By: Ray Melnik
Publication Date: March 21, 2009
Reviewed by: Ellen Feld
Review Date: May 2009
Kaela Ladd is a very bright young woman, with a promising future in the field of physics. At just 23, she is committed to science and is eager to complete her studies. Kaela has little time for life outside of the lab. When she is offered a position at SciLab, a renowned research facility, Kaela decides she can complete her doctorate by taking night classes and accepts the job offer.
Kaela is a bit of a loner, with few relationships outside the office. There are no boyfriends knocking at her door and the only person she spends any time with is her sister Lainey. Unfortunately, Lainey is not a scientist and so their relationship has its limitations. Kaela has been taught to question everything, while Lainey has come to accept the world as it appears.
The person who encouraged Kaela to question everything, to think with reason and not emotion, was her father Harry. Through the years they grew very close, with Harry sharing the joy and beauty of physics with his daughter. Then, one day, Kaela’s father shares a secret, something he’s never told anybody, that explains his voracious love of physics. He had been visiting his dying grandmother and upon entering her room, felt a strange vibration run through him. Strange things started to happen, and when he looked in the mirror, Harry saw a twelve year old version of himself. The past and present merged and Harry was changed forever. When her father was later killed in a car accident, Kaela assumed she would never get an explanation for the strange events her father had experienced.
Next we meet up with Kaela at SciLab. She has been given a prototype UPA (Universal Personal Assistant) that she’s named Adam. Kaela is asked to test the unit through daily household tasks and conversation. Meanwhile, she has also been assigned a project at SciLab, working with Dr. Kyle Trace to research a promising renewable energy source. When Kaela is asked to go before the company’s board to get funding, she is at first reluctant, but agrees and impresses the members enough that they grant additional support for SciLab’s research.
Kaela soon meets a scientist named Rael whom she takes an immediate liking to.

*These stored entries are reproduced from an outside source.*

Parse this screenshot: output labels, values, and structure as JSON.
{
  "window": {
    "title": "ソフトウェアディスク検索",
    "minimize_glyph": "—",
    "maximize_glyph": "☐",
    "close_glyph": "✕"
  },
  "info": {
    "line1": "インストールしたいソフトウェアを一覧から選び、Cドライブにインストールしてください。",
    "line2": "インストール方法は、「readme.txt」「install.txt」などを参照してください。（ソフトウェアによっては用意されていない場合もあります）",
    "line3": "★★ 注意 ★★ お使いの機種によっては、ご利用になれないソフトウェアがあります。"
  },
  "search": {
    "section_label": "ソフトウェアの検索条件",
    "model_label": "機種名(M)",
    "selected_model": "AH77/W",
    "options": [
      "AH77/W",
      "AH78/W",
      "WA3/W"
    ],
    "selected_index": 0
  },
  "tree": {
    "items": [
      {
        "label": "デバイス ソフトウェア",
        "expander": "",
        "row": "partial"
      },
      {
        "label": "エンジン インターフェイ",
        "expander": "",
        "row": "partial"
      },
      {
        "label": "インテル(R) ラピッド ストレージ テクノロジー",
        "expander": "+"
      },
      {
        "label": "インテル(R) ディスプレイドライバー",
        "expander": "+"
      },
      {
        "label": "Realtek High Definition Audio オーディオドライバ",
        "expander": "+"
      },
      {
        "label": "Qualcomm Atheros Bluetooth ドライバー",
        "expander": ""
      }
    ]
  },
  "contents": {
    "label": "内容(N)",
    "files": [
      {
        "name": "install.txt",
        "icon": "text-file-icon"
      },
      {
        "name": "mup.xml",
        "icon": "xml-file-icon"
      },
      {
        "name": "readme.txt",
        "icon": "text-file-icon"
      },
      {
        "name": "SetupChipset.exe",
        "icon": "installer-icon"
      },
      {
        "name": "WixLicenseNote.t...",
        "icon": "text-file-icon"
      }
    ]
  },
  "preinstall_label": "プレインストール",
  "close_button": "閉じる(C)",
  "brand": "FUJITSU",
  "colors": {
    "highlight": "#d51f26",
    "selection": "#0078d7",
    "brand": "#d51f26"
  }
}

With the project’s funding secured, and a new friend, all is well in Kaela’s world. The story then takes an unexpected turn when Dr. Trace shares a past experience with Kaela that could change her life forever, and bring her closer to her father.
If you’re looking for a light, quick beach reach, To Your Own Self Be True is not the book you want. This novel offers much to ponder – about life, the paths we’ve chosen for ourselves, how the decisions we made years earlier can change the future, and why we should be open to change. Kaela explained it well when she told Rael, “Many times, though, changing oneself is the most difficult thing to accomplish. It’s been far easier for me to see the right path for others than for myself.”

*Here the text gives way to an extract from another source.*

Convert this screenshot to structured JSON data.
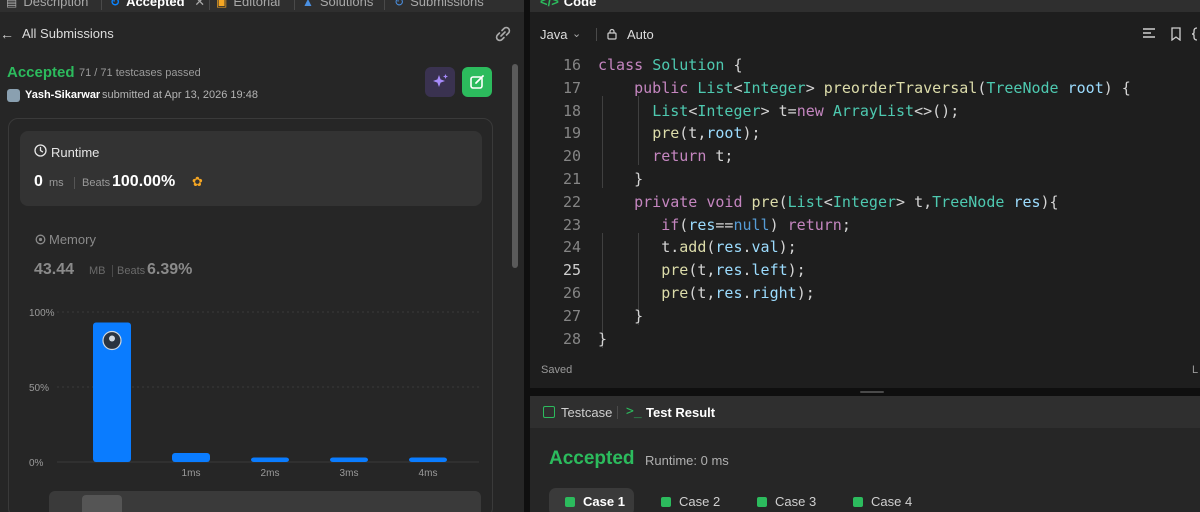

Some of the highlights of To Your Own Self Be True come from the conversations Kaela has with Adam, her UPA. Discussions range from marriage to death, and thoughts about what makes people happy. These deliberations will keep the reader thinking about his/her own life. Adam’s sophistication develops with each new conversation as the talks become more in depth and interesting. Will Kaela ever find her “it” that makes her truly happy?
Because the main characters are entrenched in the world of physics, To Your Own Self Be True focuses much of its energy on science. Although there are no equations mixed in with the text, there is a fair amount of technical jargon, with explanations of string theory and M-theory bantered about. The author does tone down the scientific talk a bit so the non-scientist can understand what is happening, although it may require a slower review of the text surrounding these discussions.
Quill says: A challenging but rewarding book about finding your own personal “it.”